Step 13 – Outcome – If you were unsuccessful your notes will be discussed internally, and a review meeting will often be scheduled to see if a change of protocol may be of benefit. If you had a positive test then you will be invited to a scan 3 weeks after this positive result to check the heartbeat, position of the pregnancy and the number of babies. This is an important check. After this all being well you will be discharged to regular maternity services.

Natural Frozen embryo transfer process.

The process above is pretty much applicable to the natural version, so we won’t rewrite it here. The key differences are: –

  • You will not take any of the drugs up to the point of embryo transfer however some women will still be advised to use progesterone afterwards to support the lining.
  • The timings will be different as it will be dictated by your natural cycle
  • Natural FET is generally only used when a woman has a regular menstrual cycle.

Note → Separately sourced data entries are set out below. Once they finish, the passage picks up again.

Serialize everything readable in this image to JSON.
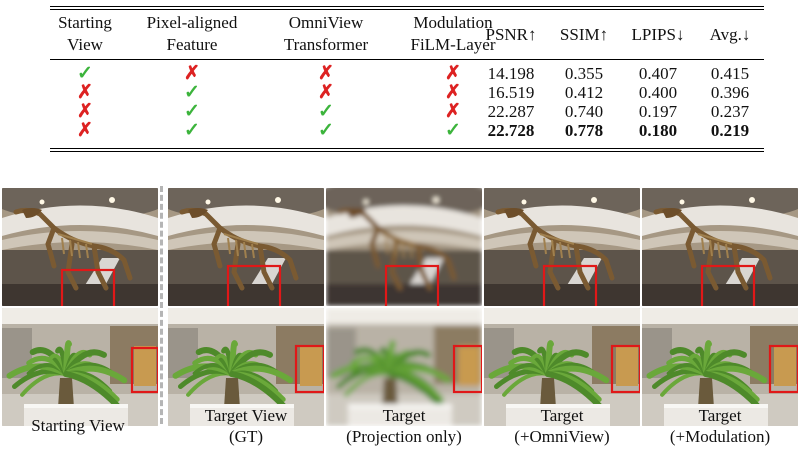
{
  "table": {
    "headers": [
      [
        "Starting",
        "View"
      ],
      [
        "Pixel-aligned",
        "Feature"
      ],
      [
        "OmniView",
        "Transformer"
      ],
      [
        "Modulation",
        "FiLM-Layer"
      ],
      [
        "PSNR↑"
      ],
      [
        "SSIM↑"
      ],
      [
        "LPIPS↓"
      ],
      [
        "Avg.↓"
      ]
    ],
    "rows": [
      {
        "marks": [
          "check",
          "cross",
          "cross",
          "cross"
        ],
        "psnr": "14.198",
        "ssim": "0.355",
        "lpips": "0.407",
        "avg": "0.415",
        "bold": false
      },
      {
        "marks": [
          "cross",
          "check",
          "cross",
          "cross"
        ],
        "psnr": "16.519",
        "ssim": "0.412",
        "lpips": "0.400",
        "avg": "0.396",
        "bold": false
      },
      {
        "marks": [
          "cross",
          "check",
          "check",
          "cross"
        ],
        "psnr": "22.287",
        "ssim": "0.740",
        "lpips": "0.197",
        "avg": "0.237",
        "bold": false
      },
      {
        "marks": [
          "cross",
          "check",
          "check",
          "check"
        ],
        "psnr": "22.728",
        "ssim": "0.778",
        "lpips": "0.180",
        "avg": "0.219",
        "bold": true
      }
    ],
    "symbols": {
      "check": "✓",
      "cross": "✗"
    }
  },
  "figure": {
    "captions": [
      [
        "Starting View"
      ],
      [
        "Target View",
        "(GT)"
      ],
      [
        "Target",
        "(Projection only)"
      ],
      [
        "Target",
        "(+OmniView)"
      ],
      [
        "Target",
        "(+Modulation)"
      ]
    ],
    "rows": [
      "dinosaur-skeleton-atrium",
      "palm-tree-lobby"
    ],
    "highlight_color": "#e01818"
  }
}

Natural vs hormone regulated FET in terms of success rates

Much of the latest evidence which can be read here is showing that in those with regular menstrual cycles the clinical pregnancy rate, live birth rates and miscarriage rates are not significantly different with either method.

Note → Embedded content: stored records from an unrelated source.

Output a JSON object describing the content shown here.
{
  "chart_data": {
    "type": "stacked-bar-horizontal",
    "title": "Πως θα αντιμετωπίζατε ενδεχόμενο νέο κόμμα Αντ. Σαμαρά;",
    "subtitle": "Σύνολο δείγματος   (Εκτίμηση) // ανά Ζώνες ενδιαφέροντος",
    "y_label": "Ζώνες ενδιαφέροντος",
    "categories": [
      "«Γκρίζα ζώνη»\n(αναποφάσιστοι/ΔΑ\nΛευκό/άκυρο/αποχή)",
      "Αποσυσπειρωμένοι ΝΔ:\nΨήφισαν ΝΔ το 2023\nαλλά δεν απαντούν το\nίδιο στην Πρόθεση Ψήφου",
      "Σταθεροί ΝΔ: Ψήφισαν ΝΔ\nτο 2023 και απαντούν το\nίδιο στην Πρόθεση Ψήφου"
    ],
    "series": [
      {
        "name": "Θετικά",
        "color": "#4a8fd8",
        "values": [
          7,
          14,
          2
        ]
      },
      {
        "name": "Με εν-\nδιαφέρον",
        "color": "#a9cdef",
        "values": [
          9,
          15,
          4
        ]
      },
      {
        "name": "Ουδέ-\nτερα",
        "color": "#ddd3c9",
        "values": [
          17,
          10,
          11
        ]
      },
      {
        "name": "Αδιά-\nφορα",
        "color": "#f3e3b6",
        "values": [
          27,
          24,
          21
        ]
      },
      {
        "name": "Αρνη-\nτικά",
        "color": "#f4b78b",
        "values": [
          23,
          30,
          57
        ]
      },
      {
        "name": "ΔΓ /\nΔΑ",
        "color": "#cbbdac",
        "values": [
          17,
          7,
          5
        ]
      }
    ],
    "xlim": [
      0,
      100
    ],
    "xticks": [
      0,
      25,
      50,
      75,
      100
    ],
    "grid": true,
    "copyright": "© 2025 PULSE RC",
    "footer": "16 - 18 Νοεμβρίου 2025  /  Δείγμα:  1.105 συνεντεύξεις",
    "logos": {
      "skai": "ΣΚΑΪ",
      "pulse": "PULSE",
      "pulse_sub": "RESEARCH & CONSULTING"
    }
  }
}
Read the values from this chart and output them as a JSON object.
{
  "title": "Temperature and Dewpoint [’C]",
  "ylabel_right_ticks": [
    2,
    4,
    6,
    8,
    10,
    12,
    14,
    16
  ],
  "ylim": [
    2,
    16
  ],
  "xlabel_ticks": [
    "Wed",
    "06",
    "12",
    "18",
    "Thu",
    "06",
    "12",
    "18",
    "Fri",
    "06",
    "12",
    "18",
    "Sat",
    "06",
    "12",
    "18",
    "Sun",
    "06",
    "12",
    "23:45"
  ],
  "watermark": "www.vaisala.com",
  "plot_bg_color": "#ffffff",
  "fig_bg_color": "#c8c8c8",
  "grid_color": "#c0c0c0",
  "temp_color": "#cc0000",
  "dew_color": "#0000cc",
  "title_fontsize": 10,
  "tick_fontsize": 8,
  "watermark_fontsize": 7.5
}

One 2015 study had key results as follows

Measurement Hormone regulated Natural
Clinical pregnancy rate 38.9% 35.3%
Live Birth rate 35.3% 31.8%
Miscarriage rate 1.2% 1.2%

At first glance these results may seem as though they are fairly significant, however in statistical terms and when the size of the study is included, they aren’t. The conclusion which was drawn from this study was:

In conclusion, based on the results of our study, modified natural cycles should be recommended in FET because they carry numerous advantages and have comparable FET outcomes, at least in patients with regular menstrual cycles.

Special points to know about Frozen Embryo transfers.

There are some important things that you should at least be aware of regarding using frozen embryos.

 

  • Not all embryos survive the thawing process, about 15% don’t survive the freeze thaw process.
  • You can only store embryos for a maximum of 10 years this is regulated and decided by the HFEA
  • You need to keep your records completely up to date as if the clinic cannot get hold of you and the storage period comes to an end they must allow them to perish.
  • When they were originally frozen you would have told them what you want to happen to them or how they can be used in the event of your death or loss of capacity. If you change your mind or your circumstances change you must let the clinic know.
  • Frozen Embryo transfers are generally less expensive than full IVF cycles at around £1,448 you can find detailed in formation on the Costs of IVF and FET in our article.